The constitutionality of the Affordable Care Act is a lively topic at morning coffee. Today a friend sent a link to a pro-ACA argument. Here’s a copy of my response.
This argument has intellectual appeal–I keep expressing it in the shorthand “not to decide is to decide,” meaning inactivity also has consequences–and it’s a concept that the law recognizes in some contexts. In some states, a seller of residential property has a common-law (meaning, judge-imposed as opposed to statutorily-imposed) duty to disclose information about the property that would not be readily apparent or easily discoverable through typical buyer’s diligence. The duty arises just by virtue of the seller’s superior knowledge, whether or not the buyer asks a question that would trigger disclosure, and the seller can be liable for any economic harm the buyer suffers from the seller’s failure to disclose. The legal question, though, is not whether the argument has intellectual appeal. It’s whether regulating inactivity is within Congress’s power under the commerce clause. Answering that question requires looking at prior commerce clause cases to see how the Court has defined the scope of commerce clause power. This author frames the question this way:
the Commerce Clause empowers the federal government to regulate interstate commerce; the American health care system is interstate commerce; and the Affordable Care Act regulates the health care system
That law is not that simple. In 1995 in US v Lopez the Court ruled the Gun Free School Zone Act was beyond Congress’s commerce clause power. The government argued (among other things) that guns are sold in interstate commerce, that guns are often used in connection with the drug trade, which is in interstate commerce, that the presence of guns in schools has a deleterious effect on education, turning out students less able to reach their potential as economic actors, affecting interstate commerce. The Court disagreed, saying there was insufficient nexus between the activity regulated–guns in schools–and Congress’s commerce clause power. If the law were as simple as the writer suggests the Lopez case would have come out the other way, because “guns are in interstate commerce; and the Gun Free School Zone Act regulates gun possession.”

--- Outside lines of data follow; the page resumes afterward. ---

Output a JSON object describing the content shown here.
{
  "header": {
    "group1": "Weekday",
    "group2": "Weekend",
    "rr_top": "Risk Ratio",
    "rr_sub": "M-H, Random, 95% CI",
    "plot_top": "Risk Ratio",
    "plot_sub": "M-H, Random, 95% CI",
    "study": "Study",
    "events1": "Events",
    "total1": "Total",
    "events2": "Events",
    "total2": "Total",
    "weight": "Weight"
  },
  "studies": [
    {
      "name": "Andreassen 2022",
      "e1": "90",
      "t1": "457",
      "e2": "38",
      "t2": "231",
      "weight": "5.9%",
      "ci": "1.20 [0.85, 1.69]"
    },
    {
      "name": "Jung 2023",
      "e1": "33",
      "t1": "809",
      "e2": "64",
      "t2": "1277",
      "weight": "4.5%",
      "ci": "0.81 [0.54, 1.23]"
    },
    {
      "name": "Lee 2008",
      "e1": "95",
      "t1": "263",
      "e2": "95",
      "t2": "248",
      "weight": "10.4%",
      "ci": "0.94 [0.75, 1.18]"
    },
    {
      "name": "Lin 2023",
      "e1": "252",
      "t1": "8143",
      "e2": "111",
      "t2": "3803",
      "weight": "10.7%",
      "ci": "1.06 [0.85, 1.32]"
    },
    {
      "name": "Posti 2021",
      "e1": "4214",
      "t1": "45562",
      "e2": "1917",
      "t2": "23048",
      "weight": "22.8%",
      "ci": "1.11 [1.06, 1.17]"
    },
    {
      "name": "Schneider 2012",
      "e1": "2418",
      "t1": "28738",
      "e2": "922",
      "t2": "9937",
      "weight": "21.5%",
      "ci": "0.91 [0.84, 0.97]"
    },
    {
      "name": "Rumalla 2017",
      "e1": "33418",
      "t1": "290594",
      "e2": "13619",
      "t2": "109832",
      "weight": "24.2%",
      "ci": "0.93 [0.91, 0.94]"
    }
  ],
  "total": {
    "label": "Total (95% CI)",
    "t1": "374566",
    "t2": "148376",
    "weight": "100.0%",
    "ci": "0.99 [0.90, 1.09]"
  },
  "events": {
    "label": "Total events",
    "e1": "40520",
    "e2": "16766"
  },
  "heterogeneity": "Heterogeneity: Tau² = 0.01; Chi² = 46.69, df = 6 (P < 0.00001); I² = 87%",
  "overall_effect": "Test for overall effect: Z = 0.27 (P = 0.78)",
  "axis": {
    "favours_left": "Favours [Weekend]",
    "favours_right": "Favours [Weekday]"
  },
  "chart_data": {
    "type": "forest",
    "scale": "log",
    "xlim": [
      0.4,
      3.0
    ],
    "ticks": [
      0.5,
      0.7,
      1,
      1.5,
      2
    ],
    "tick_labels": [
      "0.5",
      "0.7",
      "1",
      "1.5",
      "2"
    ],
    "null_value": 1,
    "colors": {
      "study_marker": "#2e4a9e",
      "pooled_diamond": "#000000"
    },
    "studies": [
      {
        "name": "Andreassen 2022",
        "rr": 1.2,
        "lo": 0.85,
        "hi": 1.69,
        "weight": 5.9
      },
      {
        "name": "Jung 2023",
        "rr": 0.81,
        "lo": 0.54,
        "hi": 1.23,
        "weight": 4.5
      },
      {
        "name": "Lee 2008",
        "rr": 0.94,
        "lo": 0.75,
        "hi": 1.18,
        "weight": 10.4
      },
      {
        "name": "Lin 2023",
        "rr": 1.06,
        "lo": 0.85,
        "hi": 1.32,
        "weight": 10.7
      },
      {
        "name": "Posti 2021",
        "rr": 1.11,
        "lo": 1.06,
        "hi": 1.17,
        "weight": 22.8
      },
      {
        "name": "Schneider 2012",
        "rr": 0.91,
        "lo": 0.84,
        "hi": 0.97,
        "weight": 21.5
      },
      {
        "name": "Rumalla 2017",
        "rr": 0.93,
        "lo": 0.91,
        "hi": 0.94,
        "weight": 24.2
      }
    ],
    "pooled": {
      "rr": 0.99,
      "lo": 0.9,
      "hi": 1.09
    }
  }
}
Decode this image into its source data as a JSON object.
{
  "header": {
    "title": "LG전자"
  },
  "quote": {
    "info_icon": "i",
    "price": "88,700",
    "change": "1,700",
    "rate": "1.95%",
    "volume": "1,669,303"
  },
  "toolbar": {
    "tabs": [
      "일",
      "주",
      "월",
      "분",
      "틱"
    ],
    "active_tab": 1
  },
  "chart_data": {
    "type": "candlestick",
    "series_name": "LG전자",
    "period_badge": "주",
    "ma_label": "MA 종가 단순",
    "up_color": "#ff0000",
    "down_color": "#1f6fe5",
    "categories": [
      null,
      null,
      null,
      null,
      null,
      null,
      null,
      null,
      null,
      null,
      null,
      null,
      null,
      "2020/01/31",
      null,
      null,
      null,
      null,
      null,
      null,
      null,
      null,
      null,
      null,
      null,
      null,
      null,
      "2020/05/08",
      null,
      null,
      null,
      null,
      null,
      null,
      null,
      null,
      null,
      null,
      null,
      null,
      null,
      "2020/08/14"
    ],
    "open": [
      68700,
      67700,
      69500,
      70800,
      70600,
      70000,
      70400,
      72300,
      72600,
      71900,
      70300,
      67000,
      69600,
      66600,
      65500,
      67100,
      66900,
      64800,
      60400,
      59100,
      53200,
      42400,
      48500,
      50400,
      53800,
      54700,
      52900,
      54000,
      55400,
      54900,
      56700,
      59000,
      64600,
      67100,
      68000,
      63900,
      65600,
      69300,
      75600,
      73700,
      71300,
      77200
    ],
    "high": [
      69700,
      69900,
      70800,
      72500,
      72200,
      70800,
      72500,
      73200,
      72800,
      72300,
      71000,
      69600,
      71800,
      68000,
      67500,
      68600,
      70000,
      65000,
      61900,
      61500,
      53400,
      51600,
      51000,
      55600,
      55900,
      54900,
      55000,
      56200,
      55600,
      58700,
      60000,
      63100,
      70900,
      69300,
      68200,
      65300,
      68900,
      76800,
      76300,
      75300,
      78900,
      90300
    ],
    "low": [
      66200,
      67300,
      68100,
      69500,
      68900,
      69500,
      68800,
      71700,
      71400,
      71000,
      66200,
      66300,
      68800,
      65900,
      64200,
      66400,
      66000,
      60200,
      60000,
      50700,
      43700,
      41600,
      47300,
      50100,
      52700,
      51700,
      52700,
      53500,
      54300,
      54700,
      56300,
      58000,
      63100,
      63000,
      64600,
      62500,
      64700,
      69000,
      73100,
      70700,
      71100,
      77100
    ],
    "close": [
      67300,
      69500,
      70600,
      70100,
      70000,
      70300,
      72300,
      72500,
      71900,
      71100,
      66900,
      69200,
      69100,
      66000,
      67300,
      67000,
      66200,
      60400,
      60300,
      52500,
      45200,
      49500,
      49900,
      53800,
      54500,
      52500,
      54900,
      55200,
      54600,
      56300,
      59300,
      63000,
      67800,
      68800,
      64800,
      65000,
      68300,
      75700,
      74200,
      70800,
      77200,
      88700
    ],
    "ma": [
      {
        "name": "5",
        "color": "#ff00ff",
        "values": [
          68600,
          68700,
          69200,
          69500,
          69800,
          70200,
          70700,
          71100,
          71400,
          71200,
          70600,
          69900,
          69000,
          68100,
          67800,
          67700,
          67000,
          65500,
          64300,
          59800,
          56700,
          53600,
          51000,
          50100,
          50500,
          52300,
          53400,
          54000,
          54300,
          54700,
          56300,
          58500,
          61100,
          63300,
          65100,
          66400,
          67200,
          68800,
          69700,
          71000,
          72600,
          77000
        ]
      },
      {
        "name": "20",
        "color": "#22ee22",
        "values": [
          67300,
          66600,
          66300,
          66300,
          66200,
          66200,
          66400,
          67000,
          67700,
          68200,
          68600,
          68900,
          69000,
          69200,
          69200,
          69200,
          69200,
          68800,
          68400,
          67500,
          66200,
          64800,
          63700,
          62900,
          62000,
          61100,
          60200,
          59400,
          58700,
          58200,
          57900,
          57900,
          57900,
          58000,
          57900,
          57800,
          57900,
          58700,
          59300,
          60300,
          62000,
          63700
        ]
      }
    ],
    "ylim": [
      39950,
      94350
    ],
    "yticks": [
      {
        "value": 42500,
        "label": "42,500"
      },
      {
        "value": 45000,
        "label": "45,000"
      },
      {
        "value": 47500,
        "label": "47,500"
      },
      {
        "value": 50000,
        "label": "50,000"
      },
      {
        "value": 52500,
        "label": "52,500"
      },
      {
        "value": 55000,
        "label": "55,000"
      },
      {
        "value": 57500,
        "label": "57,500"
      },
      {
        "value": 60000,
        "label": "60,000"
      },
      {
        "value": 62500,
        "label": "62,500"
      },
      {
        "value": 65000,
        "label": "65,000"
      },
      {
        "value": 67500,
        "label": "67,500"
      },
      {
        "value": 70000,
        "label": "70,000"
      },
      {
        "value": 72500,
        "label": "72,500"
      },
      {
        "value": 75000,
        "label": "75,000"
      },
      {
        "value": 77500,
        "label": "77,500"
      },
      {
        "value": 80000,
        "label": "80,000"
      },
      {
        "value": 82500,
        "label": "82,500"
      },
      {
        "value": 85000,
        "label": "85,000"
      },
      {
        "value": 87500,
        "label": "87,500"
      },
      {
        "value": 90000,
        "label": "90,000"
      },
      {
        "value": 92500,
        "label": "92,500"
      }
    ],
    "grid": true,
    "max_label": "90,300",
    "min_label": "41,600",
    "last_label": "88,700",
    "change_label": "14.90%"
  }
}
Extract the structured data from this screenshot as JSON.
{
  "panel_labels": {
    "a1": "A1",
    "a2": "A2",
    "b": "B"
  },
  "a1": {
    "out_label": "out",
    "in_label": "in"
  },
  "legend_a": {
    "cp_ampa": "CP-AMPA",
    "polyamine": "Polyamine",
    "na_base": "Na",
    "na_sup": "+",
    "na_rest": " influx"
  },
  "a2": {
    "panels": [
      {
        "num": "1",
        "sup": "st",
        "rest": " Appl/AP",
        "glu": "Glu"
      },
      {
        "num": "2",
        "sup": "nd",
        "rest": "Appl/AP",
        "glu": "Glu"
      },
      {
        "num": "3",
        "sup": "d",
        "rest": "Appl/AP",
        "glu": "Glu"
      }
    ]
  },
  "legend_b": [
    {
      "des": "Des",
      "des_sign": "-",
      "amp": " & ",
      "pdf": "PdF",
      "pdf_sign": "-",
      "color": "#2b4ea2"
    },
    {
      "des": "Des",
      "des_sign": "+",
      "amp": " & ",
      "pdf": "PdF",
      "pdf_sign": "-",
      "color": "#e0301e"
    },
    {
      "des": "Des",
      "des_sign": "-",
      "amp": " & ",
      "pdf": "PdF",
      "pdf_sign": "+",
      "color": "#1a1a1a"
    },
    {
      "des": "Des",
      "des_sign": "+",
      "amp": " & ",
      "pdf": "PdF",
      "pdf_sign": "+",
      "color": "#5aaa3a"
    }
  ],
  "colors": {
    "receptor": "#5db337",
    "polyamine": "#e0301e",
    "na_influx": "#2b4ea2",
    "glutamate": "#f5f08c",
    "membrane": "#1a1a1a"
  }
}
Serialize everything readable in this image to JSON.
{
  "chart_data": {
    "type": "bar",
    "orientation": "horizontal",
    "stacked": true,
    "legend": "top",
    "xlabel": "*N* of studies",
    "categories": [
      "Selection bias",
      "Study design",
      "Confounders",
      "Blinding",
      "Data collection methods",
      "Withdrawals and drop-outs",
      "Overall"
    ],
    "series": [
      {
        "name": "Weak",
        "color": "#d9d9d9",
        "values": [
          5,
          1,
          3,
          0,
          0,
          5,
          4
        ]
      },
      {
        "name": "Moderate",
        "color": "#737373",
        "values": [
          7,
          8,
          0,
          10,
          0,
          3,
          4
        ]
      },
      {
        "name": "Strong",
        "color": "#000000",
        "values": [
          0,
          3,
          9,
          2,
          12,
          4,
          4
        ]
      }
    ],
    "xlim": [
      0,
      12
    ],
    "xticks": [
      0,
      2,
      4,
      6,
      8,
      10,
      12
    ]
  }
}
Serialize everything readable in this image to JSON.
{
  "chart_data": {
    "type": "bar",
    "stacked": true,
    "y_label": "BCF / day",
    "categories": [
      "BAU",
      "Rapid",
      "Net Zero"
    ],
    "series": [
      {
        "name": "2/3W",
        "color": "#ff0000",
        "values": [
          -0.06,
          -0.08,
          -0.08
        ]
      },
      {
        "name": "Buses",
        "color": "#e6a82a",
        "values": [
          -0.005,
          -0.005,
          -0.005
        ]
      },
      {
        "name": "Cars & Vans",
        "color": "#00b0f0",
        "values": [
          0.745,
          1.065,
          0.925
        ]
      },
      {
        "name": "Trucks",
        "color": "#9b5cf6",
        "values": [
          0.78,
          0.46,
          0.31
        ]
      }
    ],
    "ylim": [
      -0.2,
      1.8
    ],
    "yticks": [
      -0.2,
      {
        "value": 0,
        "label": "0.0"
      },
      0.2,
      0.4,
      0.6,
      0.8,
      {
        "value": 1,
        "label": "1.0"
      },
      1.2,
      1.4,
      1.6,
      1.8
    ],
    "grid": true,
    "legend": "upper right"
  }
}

My aim is only to explain the legal context of the ACA challenge. It’s easy to talk about as pure politics, and if the Court eventually strikes down the law in a 5-4 decision I have no doubt the common wisdom will be that it was decided on pure politics. I think the legal discussion is more interesting and intellectually challenging than the binary left/right, democrat/republican, pro-Obama/anti-Obama discussions. It involves fundamental issues about natural rights and individual liberty, as the founding fathers understood them, and the Constitution’s limits on federal government power.